Using the Database of State Laws Impacting Healthcare Cost and Quality, jointly developed by CPR and the Source on Healthcare Price and Competition at the UC Hastings College of the Law, the new report showed how state laws have evolved in the past four years to address market power imbalances that enable anti-competitive practices and rising healthcare costs.
For example, 20 states have passed laws implementing mandatory all-payer claims databases, which aggregate claims data from Medicare, state Medicaid agencies, state employee and retiree agencies, and private payers, the report stated. These databases are designed to preservice provider competition and reduce costs by “exposing high priced providers for public policy purposes,” and in some states, inform consumer-facing websites that allow consumers to shop for providers and healthcare services.

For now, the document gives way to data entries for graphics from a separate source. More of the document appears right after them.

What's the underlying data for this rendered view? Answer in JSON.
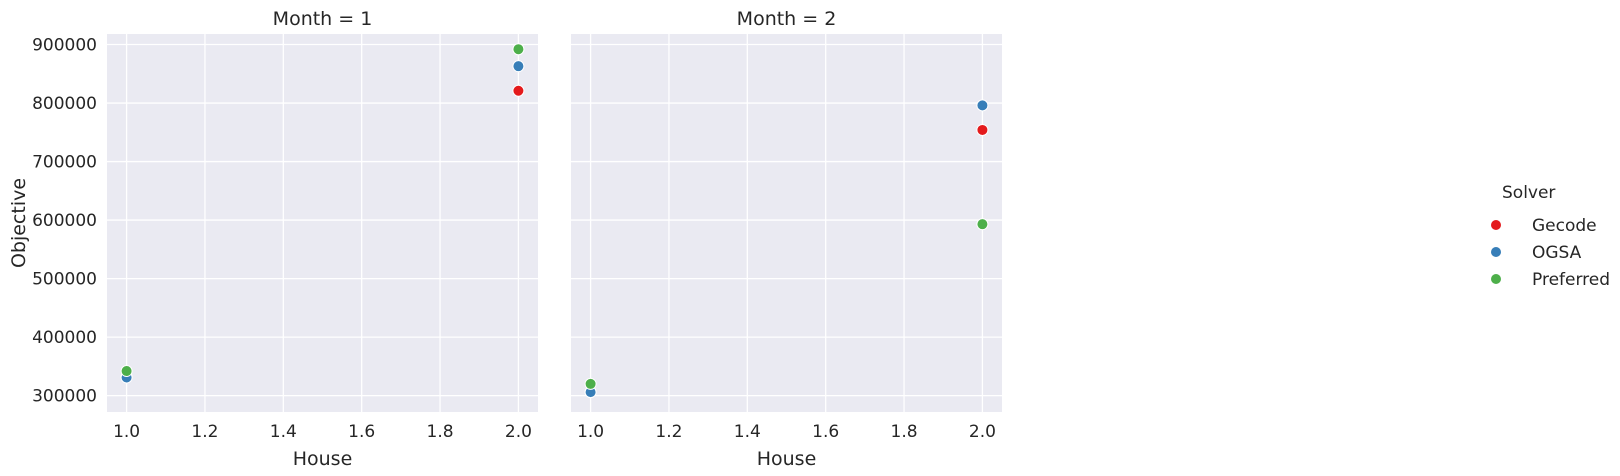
{
  "chart_data": [
    {
      "type": "scatter",
      "title": "Month = 1",
      "xlabel": "House",
      "ylabel": "Objective",
      "xlim": [
        0.95,
        2.05
      ],
      "ylim": [
        272000,
        918000
      ],
      "xticks": [
        1.0,
        1.2,
        1.4,
        1.6,
        1.8,
        2.0
      ],
      "xtick_labels": [
        "1.0",
        "1.2",
        "1.4",
        "1.6",
        "1.8",
        "2.0"
      ],
      "yticks": [
        300000,
        400000,
        500000,
        600000,
        700000,
        800000,
        900000
      ],
      "ytick_labels": [
        "300000",
        "400000",
        "500000",
        "600000",
        "700000",
        "800000",
        "900000"
      ],
      "grid": true,
      "series": [
        {
          "name": "Gecode",
          "color": "#e41a1c",
          "points": [
            {
              "x": 1.0,
              "y": 332000
            },
            {
              "x": 2.0,
              "y": 821000
            }
          ]
        },
        {
          "name": "OGSA",
          "color": "#377eb8",
          "points": [
            {
              "x": 1.0,
              "y": 331000
            },
            {
              "x": 2.0,
              "y": 863000
            }
          ]
        },
        {
          "name": "Preferred",
          "color": "#4daf4a",
          "points": [
            {
              "x": 1.0,
              "y": 342000
            },
            {
              "x": 2.0,
              "y": 892000
            }
          ]
        }
      ]
    },
    {
      "type": "scatter",
      "title": "Month = 2",
      "xlabel": "House",
      "ylabel": "",
      "xlim": [
        0.95,
        2.05
      ],
      "ylim": [
        272000,
        918000
      ],
      "xticks": [
        1.0,
        1.2,
        1.4,
        1.6,
        1.8,
        2.0
      ],
      "xtick_labels": [
        "1.0",
        "1.2",
        "1.4",
        "1.6",
        "1.8",
        "2.0"
      ],
      "yticks": [
        300000,
        400000,
        500000,
        600000,
        700000,
        800000,
        900000
      ],
      "ytick_labels": [],
      "grid": true,
      "series": [
        {
          "name": "Gecode",
          "color": "#e41a1c",
          "points": [
            {
              "x": 1.0,
              "y": 306000
            },
            {
              "x": 2.0,
              "y": 754000
            }
          ]
        },
        {
          "name": "OGSA",
          "color": "#377eb8",
          "points": [
            {
              "x": 1.0,
              "y": 306000
            },
            {
              "x": 2.0,
              "y": 796000
            }
          ]
        },
        {
          "name": "Preferred",
          "color": "#4daf4a",
          "points": [
            {
              "x": 1.0,
              "y": 320000
            },
            {
              "x": 2.0,
              "y": 593000
            }
          ]
        }
      ]
    }
  ],
  "legend": {
    "title": "Solver",
    "placement": "right",
    "items": [
      {
        "label": "Gecode",
        "color": "#e41a1c"
      },
      {
        "label": "OGSA",
        "color": "#377eb8"
      },
      {
        "label": "Preferred",
        "color": "#4daf4a"
      }
    ]
  },
  "style": {
    "panel_background": "#eaeaf2",
    "grid_color": "#ffffff",
    "text_color": "#262626"
  }
}
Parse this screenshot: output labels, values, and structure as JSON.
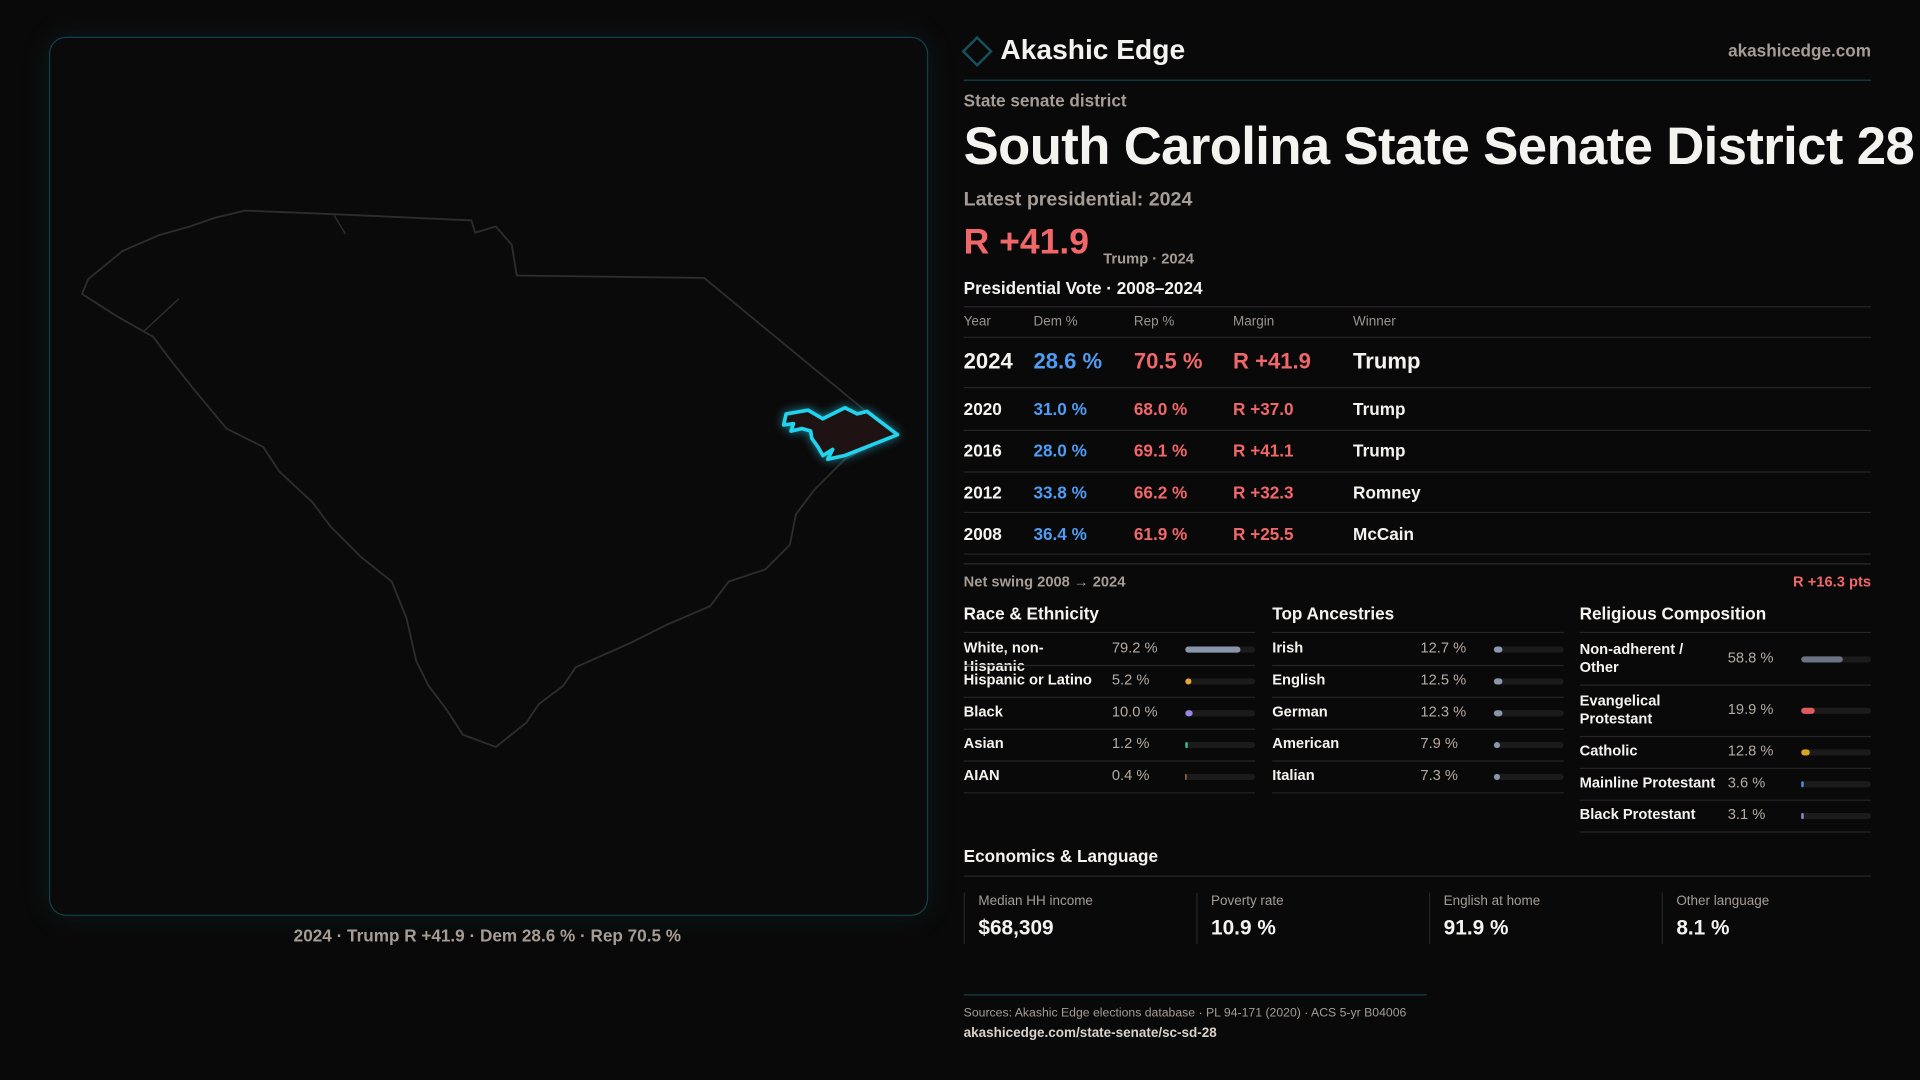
{
  "brand": {
    "name": "Akashic Edge",
    "url": "akashicedge.com"
  },
  "header": {
    "kicker": "State senate district",
    "title": "South Carolina State Senate District 28",
    "latest_label": "Latest presidential: 2024",
    "margin": "R +41.9",
    "margin_sub": "Trump · 2024"
  },
  "map": {
    "caption": "2024 · Trump R +41.9 · Dem 28.6 % · Rep 70.5 %",
    "highlight_color": "#22d3ee"
  },
  "colors": {
    "rep": "#f0676a",
    "dem": "#4f9cf5",
    "accent": "#22d3ee"
  },
  "pres": {
    "title": "Presidential Vote · 2008–2024",
    "columns": [
      "Year",
      "Dem %",
      "Rep %",
      "Margin",
      "Winner"
    ],
    "rows": [
      {
        "year": "2024",
        "dem": "28.6 %",
        "rep": "70.5 %",
        "margin": "R +41.9",
        "winner": "Trump"
      },
      {
        "year": "2020",
        "dem": "31.0 %",
        "rep": "68.0 %",
        "margin": "R +37.0",
        "winner": "Trump"
      },
      {
        "year": "2016",
        "dem": "28.0 %",
        "rep": "69.1 %",
        "margin": "R +41.1",
        "winner": "Trump"
      },
      {
        "year": "2012",
        "dem": "33.8 %",
        "rep": "66.2 %",
        "margin": "R +32.3",
        "winner": "Romney"
      },
      {
        "year": "2008",
        "dem": "36.4 %",
        "rep": "61.9 %",
        "margin": "R +25.5",
        "winner": "McCain"
      }
    ],
    "swing_label": "Net swing 2008 → 2024",
    "swing_value": "R +16.3 pts"
  },
  "demo": [
    {
      "title": "Race & Ethnicity",
      "items": [
        {
          "label": "White, non-Hispanic",
          "value": "79.2 %",
          "pct": 79.2,
          "color": "#8a96aa"
        },
        {
          "label": "Hispanic or Latino",
          "value": "5.2 %",
          "pct": 5.2,
          "color": "#e0a63a"
        },
        {
          "label": "Black",
          "value": "10.0 %",
          "pct": 10.0,
          "color": "#9c86e0"
        },
        {
          "label": "Asian",
          "value": "1.2 %",
          "pct": 1.2,
          "color": "#34c08a"
        },
        {
          "label": "AIAN",
          "value": "0.4 %",
          "pct": 0.4,
          "color": "#c77d4a"
        }
      ]
    },
    {
      "title": "Top Ancestries",
      "items": [
        {
          "label": "Irish",
          "value": "12.7 %",
          "pct": 12.7,
          "color": "#8a96aa"
        },
        {
          "label": "English",
          "value": "12.5 %",
          "pct": 12.5,
          "color": "#8a96aa"
        },
        {
          "label": "German",
          "value": "12.3 %",
          "pct": 12.3,
          "color": "#8a96aa"
        },
        {
          "label": "American",
          "value": "7.9 %",
          "pct": 7.9,
          "color": "#8a96aa"
        },
        {
          "label": "Italian",
          "value": "7.3 %",
          "pct": 7.3,
          "color": "#8a96aa"
        }
      ]
    },
    {
      "title": "Religious Composition",
      "items": [
        {
          "label": "Non-adherent / Other",
          "value": "58.8 %",
          "pct": 58.8,
          "color": "#6c7282"
        },
        {
          "label": "Evangelical Protestant",
          "value": "19.9 %",
          "pct": 19.9,
          "color": "#e05a5e"
        },
        {
          "label": "Catholic",
          "value": "12.8 %",
          "pct": 12.8,
          "color": "#d9a520"
        },
        {
          "label": "Mainline Protestant",
          "value": "3.6 %",
          "pct": 3.6,
          "color": "#4f8fe0"
        },
        {
          "label": "Black Protestant",
          "value": "3.1 %",
          "pct": 3.1,
          "color": "#9c86e0"
        }
      ]
    }
  ],
  "econ": {
    "title": "Economics & Language",
    "items": [
      {
        "label": "Median HH income",
        "value": "$68,309"
      },
      {
        "label": "Poverty rate",
        "value": "10.9 %"
      },
      {
        "label": "English at home",
        "value": "91.9 %"
      },
      {
        "label": "Other language",
        "value": "8.1 %"
      }
    ]
  },
  "footer": {
    "sources": "Sources: Akashic Edge elections database · PL 94-171 (2020) · ACS 5-yr B04006",
    "link": "akashicedge.com/state-senate/sc-sd-28"
  }
}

The report also showed that 20 states – up from 18 in 2014 – have attempted to encourage competitive behavior in health plan contracting by banning “most favored nation” clauses. According to CPR, the clause “prevents a provider from charging a health plan a rate higher than the lowest reimbursement rate the provider agrees to with any other insurer.” This practice can impede other health plans from entering local markets, which can result in higher healthcare costs.